What’s most striking to me, however, is that the scene from this movie that stands out most in my mind isn’t even an action sequence. While the film is filled to the brim with heart-racing stunts (the likes of which you genuinely will not believe you’re seeing), the poignant atmosphere that McQuarrie gives the film is its most striking characteristic; beautifully summed up in a simple, slow-moving but elegant and moving pursuit sequence through the streets of Paris. It’s brief, but there’s a lot of meaning packed into it, and McQuarrie’s direction is what makes it so truly impressive to witness, in a way unlike I’ve ever seen before.
And that brings me onto the story, which is another element that goes far beyond what you’d expect from a film like this. Of course, with most spy films, there’s intrigue, deception and thrills, but I’ve never watched one with as much drama and unpredictability as this. With the exception of a (still exhilarating) finale that doesn’t quite have the depth of the opening two hours, the majority of this film is a fiercely riveting watch, with the end of the first act in particular featuring such depth and unpredictability that I was left watching with my jaw wide open, all the while utterly enthralled as we see various character manoeuvring around amidst vague allegiances and complex dealings.
It’s not a story that’s there to give you any sort of deep, social commentary, nor is it there to be setting the Oscars alight, but what the screenplay does here is hook you right from the start, and take you on a ride that’s as deeply dramatic as it is big and exciting, which I was absolutely blown away by.
Finally, we come to the performances.
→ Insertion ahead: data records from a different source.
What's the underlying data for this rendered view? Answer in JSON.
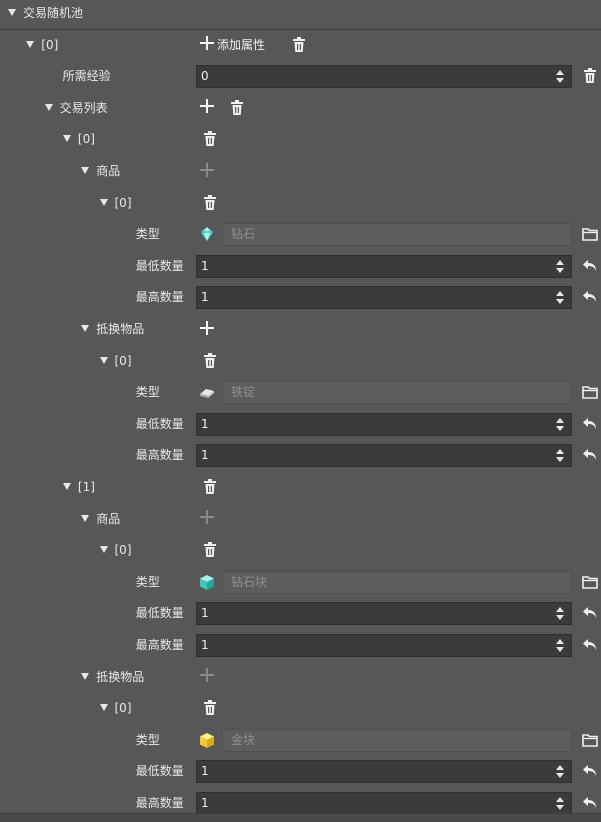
{
  "colors": {
    "background": "#575757",
    "field": "#3b3b3b",
    "select": "#5d5d5d",
    "placeholder": "#8e8e8e",
    "text": "#e6e6e6"
  },
  "rows": [
    {
      "type": "header",
      "label": "交易随机池",
      "indent": 0,
      "tri": true
    },
    {
      "type": "header",
      "label": "[0]",
      "indent": 1,
      "tri": true,
      "add_text": "添加属性",
      "trash": true
    },
    {
      "type": "number",
      "label": "所需经验",
      "indent": 2,
      "value": "0",
      "side": "trash"
    },
    {
      "type": "header",
      "label": "交易列表",
      "indent": 2,
      "tri": true,
      "add": true,
      "trash": true
    },
    {
      "type": "header",
      "label": "[0]",
      "indent": 3,
      "tri": true,
      "trash": true
    },
    {
      "type": "header",
      "label": "商品",
      "indent": 4,
      "tri": true,
      "add_disabled": true
    },
    {
      "type": "header",
      "label": "[0]",
      "indent": 5,
      "tri": true,
      "trash": true
    },
    {
      "type": "select",
      "label": "类型",
      "indent": 6,
      "item": "diamond-icon",
      "placeholder": "钻石"
    },
    {
      "type": "number",
      "label": "最低数量",
      "indent": 6,
      "value": "1",
      "side": "reset"
    },
    {
      "type": "number",
      "label": "最高数量",
      "indent": 6,
      "value": "1",
      "side": "reset"
    },
    {
      "type": "header",
      "label": "抵换物品",
      "indent": 4,
      "tri": true,
      "add": true
    },
    {
      "type": "header",
      "label": "[0]",
      "indent": 5,
      "tri": true,
      "trash": true
    },
    {
      "type": "select",
      "label": "类型",
      "indent": 6,
      "item": "iron-ingot-icon",
      "placeholder": "铁锭"
    },
    {
      "type": "number",
      "label": "最低数量",
      "indent": 6,
      "value": "1",
      "side": "reset"
    },
    {
      "type": "number",
      "label": "最高数量",
      "indent": 6,
      "value": "1",
      "side": "reset"
    },
    {
      "type": "header",
      "label": "[1]",
      "indent": 3,
      "tri": true,
      "trash": true
    },
    {
      "type": "header",
      "label": "商品",
      "indent": 4,
      "tri": true,
      "add_disabled": true
    },
    {
      "type": "header",
      "label": "[0]",
      "indent": 5,
      "tri": true,
      "trash": true
    },
    {
      "type": "select",
      "label": "类型",
      "indent": 6,
      "item": "diamond-block-icon",
      "placeholder": "钻石块"
    },
    {
      "type": "number",
      "label": "最低数量",
      "indent": 6,
      "value": "1",
      "side": "reset"
    },
    {
      "type": "number",
      "label": "最高数量",
      "indent": 6,
      "value": "1",
      "side": "reset"
    },
    {
      "type": "header",
      "label": "抵换物品",
      "indent": 4,
      "tri": true,
      "add_disabled": true
    },
    {
      "type": "header",
      "label": "[0]",
      "indent": 5,
      "tri": true,
      "trash": true
    },
    {
      "type": "select",
      "label": "类型",
      "indent": 6,
      "item": "gold-block-icon",
      "placeholder": "金块"
    },
    {
      "type": "number",
      "label": "最低数量",
      "indent": 6,
      "value": "1",
      "side": "reset"
    },
    {
      "type": "number",
      "label": "最高数量",
      "indent": 6,
      "value": "1",
      "side": "reset"
    }
  ]
}
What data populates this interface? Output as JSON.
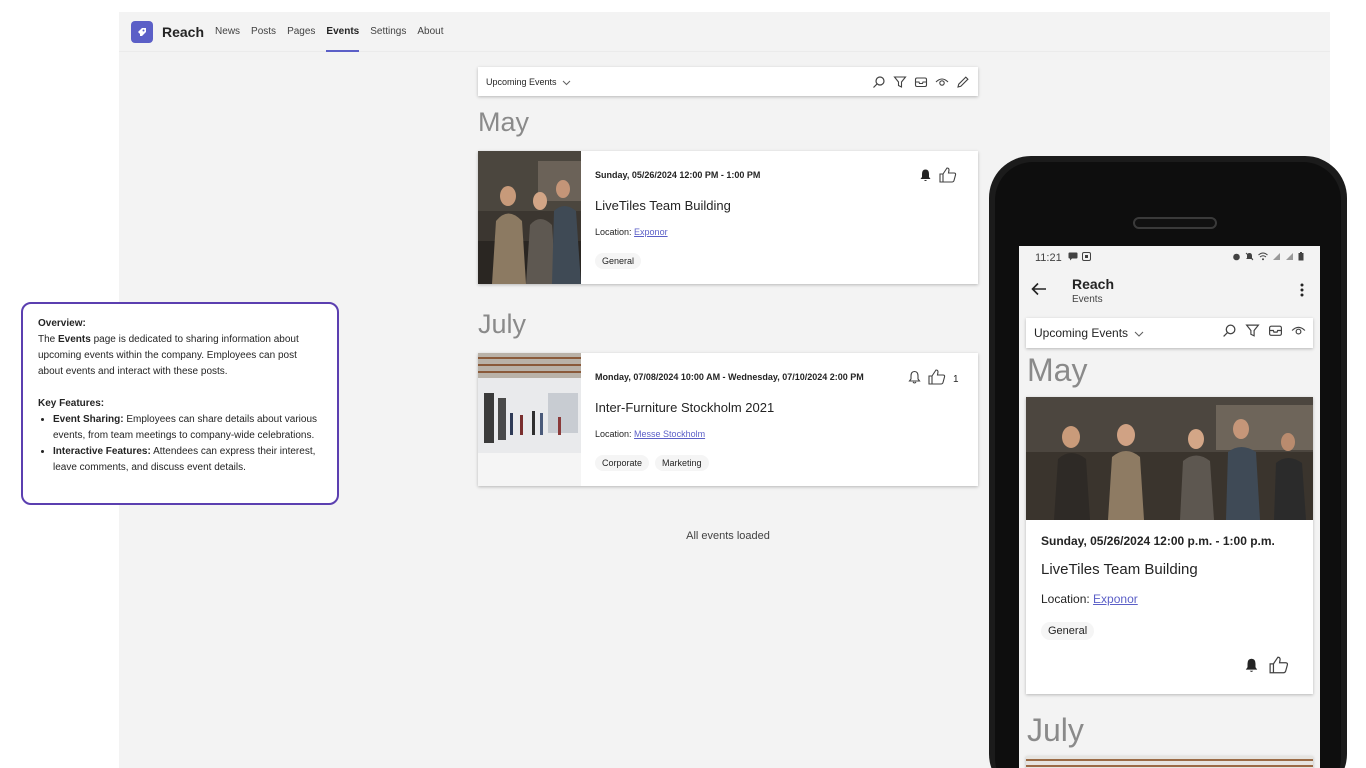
{
  "app": {
    "title": "Reach",
    "nav": [
      {
        "label": "News",
        "active": false
      },
      {
        "label": "Posts",
        "active": false
      },
      {
        "label": "Pages",
        "active": false
      },
      {
        "label": "Events",
        "active": true
      },
      {
        "label": "Settings",
        "active": false
      },
      {
        "label": "About",
        "active": false
      }
    ],
    "accent_color": "#5b5fc7"
  },
  "toolbar": {
    "view_label": "Upcoming Events",
    "tools": [
      "search-icon",
      "filter-icon",
      "mail-icon",
      "eye-icon",
      "edit-icon"
    ]
  },
  "months": [
    "May",
    "July"
  ],
  "events": [
    {
      "date": "Sunday, 05/26/2024 12:00 PM - 1:00 PM",
      "title": "LiveTiles Team Building",
      "location_label": "Location:",
      "location": "Exponor",
      "tags": [
        "General"
      ],
      "like_count": "",
      "bell_filled": true
    },
    {
      "date": "Monday, 07/08/2024 10:00 AM - Wednesday, 07/10/2024 2:00 PM",
      "title": "Inter-Furniture Stockholm 2021",
      "location_label": "Location:",
      "location": "Messe Stockholm",
      "tags": [
        "Corporate",
        "Marketing"
      ],
      "like_count": "1",
      "bell_filled": false
    }
  ],
  "status": "All events loaded",
  "overview": {
    "heading": "Overview:",
    "intro_pre": "The",
    "intro_bold": "Events",
    "intro_post": "page is dedicated to sharing information about upcoming events within the company. Employees can post about events and interact with these posts.",
    "features_heading": "Key Features:",
    "features": [
      {
        "name": "Event Sharing:",
        "text": "Employees can share details about various events, from team meetings to company-wide celebrations."
      },
      {
        "name": "Interactive Features:",
        "text": "Attendees can express their interest, leave comments, and discuss event details."
      }
    ]
  },
  "mobile": {
    "time": "11:21",
    "title": "Reach",
    "subtitle": "Events",
    "view_label": "Upcoming Events",
    "months": [
      "May",
      "July"
    ],
    "event": {
      "date": "Sunday, 05/26/2024 12:00 p.m. - 1:00 p.m.",
      "title": "LiveTiles Team Building",
      "location_label": "Location:",
      "location": "Exponor",
      "tag": "General"
    }
  }
}
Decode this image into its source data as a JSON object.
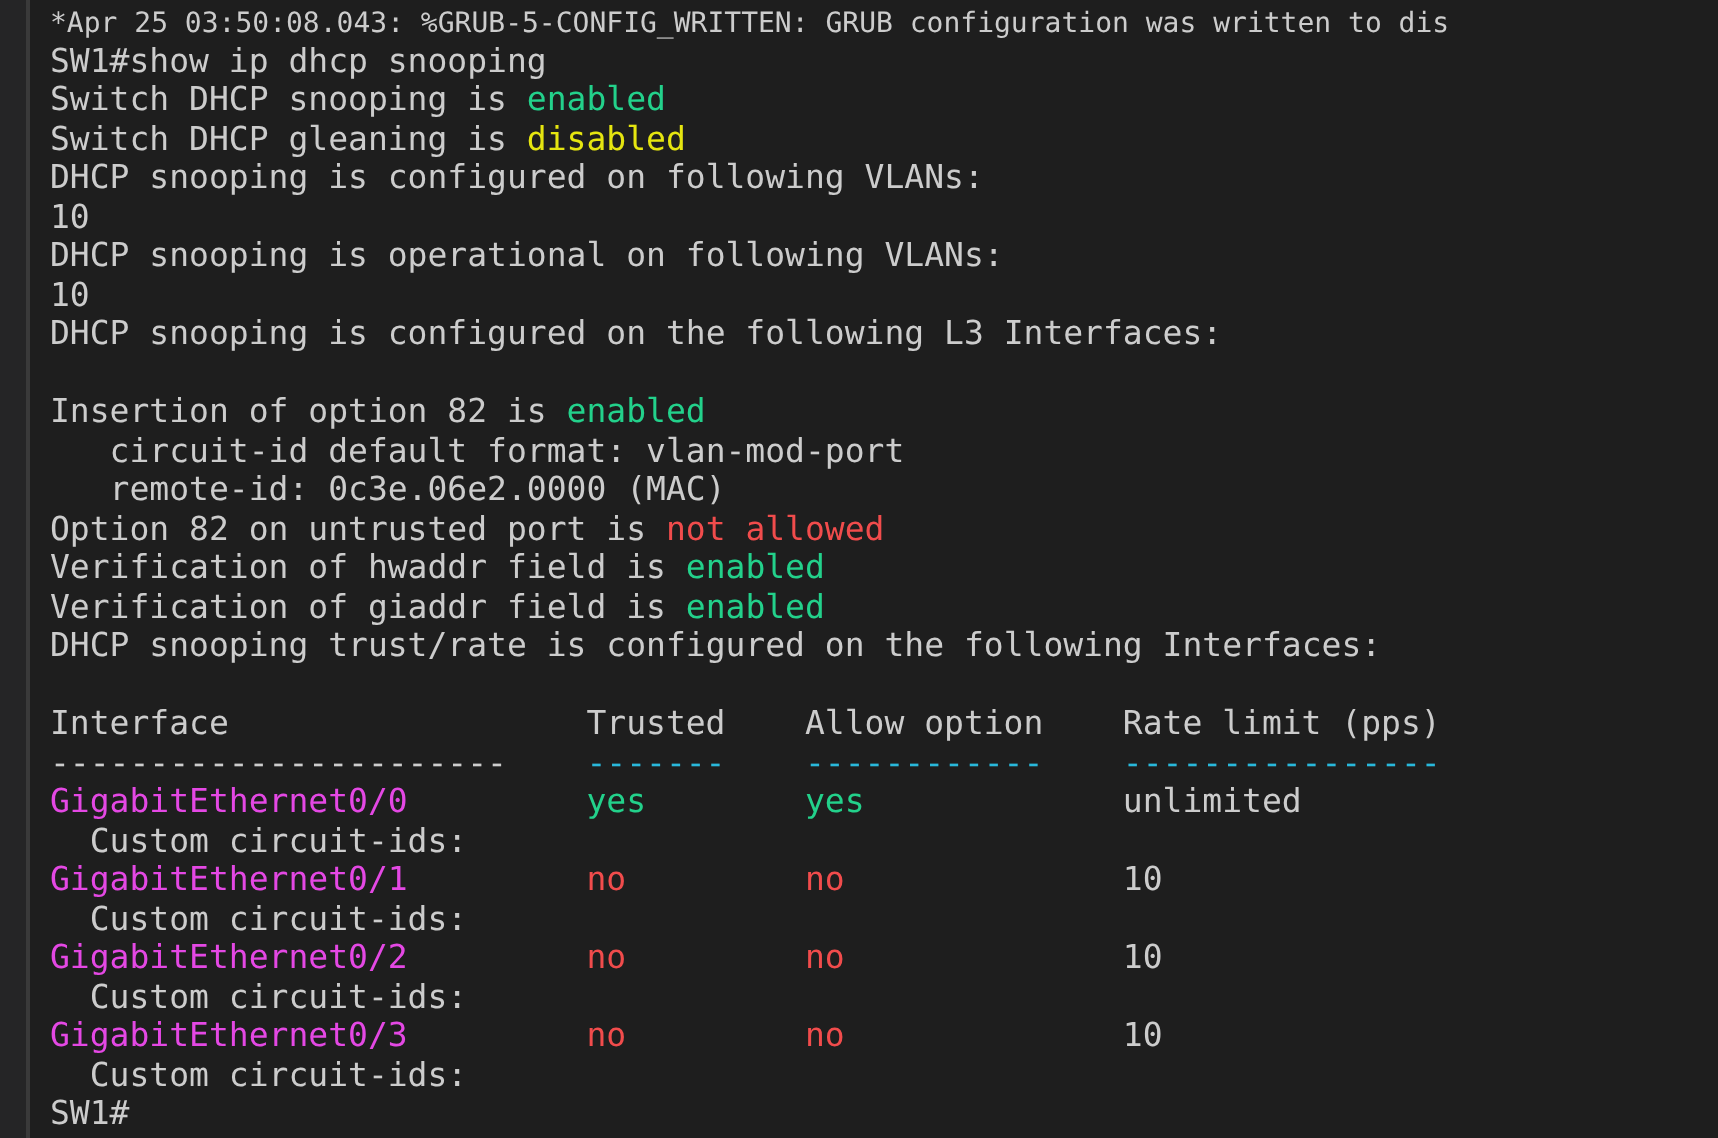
{
  "terminal": {
    "lines": [
      {
        "kind": "log",
        "segments": [
          {
            "text": "*Apr 25 03:50:08.043: %GRUB-5-CONFIG_WRITTEN: GRUB configuration was written to dis"
          }
        ]
      },
      {
        "kind": "text",
        "segments": [
          {
            "text": "SW1#show ip dhcp snooping"
          }
        ]
      },
      {
        "kind": "text",
        "segments": [
          {
            "text": "Switch DHCP snooping is "
          },
          {
            "text": "enabled",
            "color": "#23d18b"
          }
        ]
      },
      {
        "kind": "text",
        "segments": [
          {
            "text": "Switch DHCP gleaning is "
          },
          {
            "text": "disabled",
            "color": "#e5e510"
          }
        ]
      },
      {
        "kind": "text",
        "segments": [
          {
            "text": "DHCP snooping is configured on following VLANs:"
          }
        ]
      },
      {
        "kind": "text",
        "segments": [
          {
            "text": "10"
          }
        ]
      },
      {
        "kind": "text",
        "segments": [
          {
            "text": "DHCP snooping is operational on following VLANs:"
          }
        ]
      },
      {
        "kind": "text",
        "segments": [
          {
            "text": "10"
          }
        ]
      },
      {
        "kind": "text",
        "segments": [
          {
            "text": "DHCP snooping is configured on the following L3 Interfaces:"
          }
        ]
      },
      {
        "kind": "blank"
      },
      {
        "kind": "text",
        "segments": [
          {
            "text": "Insertion of option 82 is "
          },
          {
            "text": "enabled",
            "color": "#23d18b"
          }
        ]
      },
      {
        "kind": "text",
        "segments": [
          {
            "text": "   circuit-id default format: vlan-mod-port"
          }
        ]
      },
      {
        "kind": "text",
        "segments": [
          {
            "text": "   remote-id: 0c3e.06e2.0000 (MAC)"
          }
        ]
      },
      {
        "kind": "text",
        "segments": [
          {
            "text": "Option 82 on untrusted port is "
          },
          {
            "text": "not allowed",
            "color": "#f14c4c"
          }
        ]
      },
      {
        "kind": "text",
        "segments": [
          {
            "text": "Verification of hwaddr field is "
          },
          {
            "text": "enabled",
            "color": "#23d18b"
          }
        ]
      },
      {
        "kind": "text",
        "segments": [
          {
            "text": "Verification of giaddr field is "
          },
          {
            "text": "enabled",
            "color": "#23d18b"
          }
        ]
      },
      {
        "kind": "text",
        "segments": [
          {
            "text": "DHCP snooping trust/rate is configured on the following Interfaces:"
          }
        ]
      },
      {
        "kind": "blank"
      }
    ],
    "table": {
      "columns": [
        {
          "label": "Interface",
          "rule": "-----------------------",
          "color": "#cccccc"
        },
        {
          "label": "Trusted",
          "rule": "-------",
          "color": "#29b8db"
        },
        {
          "label": "Allow option",
          "rule": "------------",
          "color": "#29b8db"
        },
        {
          "label": "Rate limit (pps)",
          "rule": "----------------",
          "color": "#29b8db"
        }
      ],
      "rows": [
        {
          "cells": [
            {
              "text": "GigabitEthernet0/0",
              "color": "#e448e4"
            },
            {
              "text": "yes",
              "color": "#23d18b"
            },
            {
              "text": "yes",
              "color": "#23d18b"
            },
            {
              "text": "unlimited",
              "color": "#cccccc"
            }
          ],
          "note": "  Custom circuit-ids:"
        },
        {
          "cells": [
            {
              "text": "GigabitEthernet0/1",
              "color": "#e448e4"
            },
            {
              "text": "no",
              "color": "#f14c4c"
            },
            {
              "text": "no",
              "color": "#f14c4c"
            },
            {
              "text": "10",
              "color": "#cccccc"
            }
          ],
          "note": "  Custom circuit-ids:"
        },
        {
          "cells": [
            {
              "text": "GigabitEthernet0/2",
              "color": "#e448e4"
            },
            {
              "text": "no",
              "color": "#f14c4c"
            },
            {
              "text": "no",
              "color": "#f14c4c"
            },
            {
              "text": "10",
              "color": "#cccccc"
            }
          ],
          "note": "  Custom circuit-ids:"
        },
        {
          "cells": [
            {
              "text": "GigabitEthernet0/3",
              "color": "#e448e4"
            },
            {
              "text": "no",
              "color": "#f14c4c"
            },
            {
              "text": "no",
              "color": "#f14c4c"
            },
            {
              "text": "10",
              "color": "#cccccc"
            }
          ],
          "note": "  Custom circuit-ids:"
        }
      ]
    },
    "prompt": "SW1#"
  }
}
Much like the previous two films, all of the leads do a fantastic job here, with Rebecca Ferguson once again excelling in one of the most engrossing roles you’ll see in a blockbuster, Simon Pegg proving just as entertaining as always, while Ving Rhames and even Alec Baldwin bring striking drama and depth to characters that would be sidelined as mere sidekicks in most films.
Henry Cavill is also thrilling to watch as a CIA operative brought in to supervise the IMF’s mission, but as ever, it’s Tom Cruise that really sets the film alight. Not only is he as effortlessly charismatic and endlessly exciting to watch as always, but it’s his ambition and outright bravery in performing the stunts you see on screen that’s most incredible. I won’t spoil anything, but if you think that the stunts Cruise has managed to pull off up to this point were impressive, then your mind will be blown watching this film, all filmed in beautiful fashion right the way through to make up a truly fantastic action movie.
Overall, I was absolutely awestruck by Mission: Impossible – Fallout. As a franchise that I already adore, for things to be hitting heights like these 22 years in is absolutely incredible, as the movie stuns with beautiful directing, excellent performances, exceptional action sequences, and a story that goes far beyond the call of duty for an action movie, all coming together to provide two and a half hours of non-stop thrills that never miss a beat, and that’s why I’m giving it an 8.8.